Notable Vulnerabilities:
– CVE-2025-12428: A type confusion vulnerability in V8, reported by Man Yue Mo from GitHub Security Lab, with a bounty of $50,000.
– CVE-2025-12429: An inappropriate implementation in V8, reported by Aorui Zhang, also awarded a $50,000 bounty.
– CVE-2025-12430: An object lifecycle issue in Media, reported by round.about, with a bounty of $10,000.
– CVE-2025-12431: An inappropriate implementation in Extensions, reported by Alesandro Ortiz, earning a $4,000 bounty.
– CVE-2025-12432: A race condition in V8, identified by Google’s internal team, known as Big Sleep.
– CVE-2025-12433: Another inappropriate implementation in V8, also reported by Google’s Big Sleep team.
– CVE-2025-12036: An additional inappropriate implementation in V8, discovered by Google’s Big Sleep team.
– CVE-2025-12434: A race condition in Storage, reported by Lijo A.T, with a bounty of $3,000.
– CVE-2025-12435: Incorrect security UI in Omnibox, reported by Hafiizh, earning a $3,000 bounty.
– CVE-2025-12436: A policy bypass in Extensions, reported by Luan Herrera (@lbherrera_), with a bounty of $2,000.

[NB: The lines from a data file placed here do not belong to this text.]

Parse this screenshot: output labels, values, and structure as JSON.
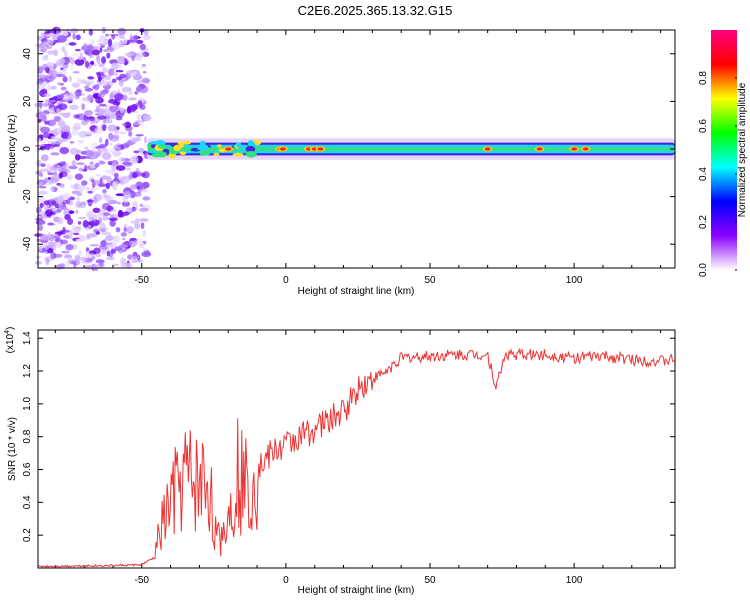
{
  "title": "C2E6.2025.365.13.32.G15",
  "chart_data": [
    {
      "type": "heatmap",
      "name": "spectrogram",
      "xlabel": "Height of straight line (km)",
      "ylabel": "Frequency (Hz)",
      "xlim": [
        -86,
        135
      ],
      "ylim": [
        -50,
        50
      ],
      "xticks": [
        -50,
        0,
        50,
        100
      ],
      "xtick_labels": [
        "-50",
        "0",
        "50",
        "100"
      ],
      "yticks": [
        -40,
        -20,
        0,
        20,
        40
      ],
      "ytick_labels": [
        "-40",
        "-20",
        "0",
        "20",
        "40"
      ],
      "noise_region": {
        "x_start": -86,
        "x_end": -48
      },
      "signal_band": {
        "x_start": -48,
        "x_end": 135,
        "center_hz": 0,
        "half_width_hz": 3
      },
      "high_amplitude_peaks_x": [
        -20,
        -2,
        -1,
        8,
        10,
        12,
        70,
        88,
        100,
        104
      ],
      "colorbar": {
        "label": "Normalized spectral amplitude",
        "range": [
          0.0,
          1.0
        ],
        "ticks": [
          0.0,
          0.2,
          0.4,
          0.6,
          0.8
        ],
        "tick_labels": [
          "0.0",
          "0.2",
          "0.4",
          "0.6",
          "0.8"
        ],
        "colors": [
          "#ffffff",
          "#8b00ff",
          "#0000ff",
          "#00ffff",
          "#00ff00",
          "#ffff00",
          "#ff0000",
          "#ff0080"
        ]
      }
    },
    {
      "type": "line",
      "name": "snr",
      "xlabel": "Height of straight line (km)",
      "ylabel": "SNR (10 * v/v)",
      "y_exponent_label": "(x10",
      "y_exponent_power": "4",
      "y_exponent_close": ")",
      "xlim": [
        -86,
        135
      ],
      "ylim": [
        0,
        14500
      ],
      "xticks": [
        -50,
        0,
        50,
        100
      ],
      "xtick_labels": [
        "-50",
        "0",
        "50",
        "100"
      ],
      "yticks": [
        2000,
        4000,
        6000,
        8000,
        10000,
        12000,
        14000
      ],
      "ytick_labels": [
        "0.2",
        "0.4",
        "0.6",
        "0.8",
        "1.0",
        "1.2",
        "1.4"
      ],
      "color": "#ee3333",
      "x": [
        -86,
        -60,
        -50,
        -46,
        -43,
        -40,
        -35,
        -30,
        -27,
        -24,
        -20,
        -17,
        -14,
        -10,
        -5,
        0,
        5,
        10,
        15,
        20,
        25,
        30,
        35,
        40,
        50,
        60,
        70,
        73,
        76,
        80,
        90,
        100,
        110,
        120,
        130,
        135
      ],
      "values": [
        100,
        150,
        200,
        600,
        2500,
        4000,
        5500,
        5000,
        5500,
        1500,
        3000,
        6000,
        5000,
        6000,
        7000,
        7500,
        8000,
        8500,
        9000,
        9500,
        11000,
        11500,
        12000,
        12800,
        12900,
        13000,
        13000,
        11000,
        13000,
        13000,
        13000,
        12800,
        12900,
        12700,
        12600,
        12700
      ]
    }
  ]
}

These vulnerabilities were identified through a combination of external reports and Google’s internal security audits, including the use of advanced fuzzing tools like AddressSanitizer and libFuzzer.
Update Details:
The new versions are as follows:
– Linux: 142.0.7444.59
– Windows: 142.0.7444.59/60
– Mac: 142.0.7444.60
These updates include various fixes and performance improvements. Detailed change logs are available through Chromium’s source repository, highlighting enhancements in rendering, stability, and user interface.
Recommendations for Users:
To ensure protection against these vulnerabilities, users are strongly advised to update their Chrome browsers promptly. While Chrome typically updates automatically, users can manually check for updates by navigating to `chrome://settings/help`. Enabling automatic updates is also recommended to mitigate risks promptly, as unpatched browsers remain prime targets for cybercriminals.
Conclusion:
The release of Chrome 142 underscores Google’s commitment to maintaining a secure browsing environment by addressing critical vulnerabilities swiftly. Users are encouraged to stay vigilant and keep their browsers updated to safeguard against potential threats.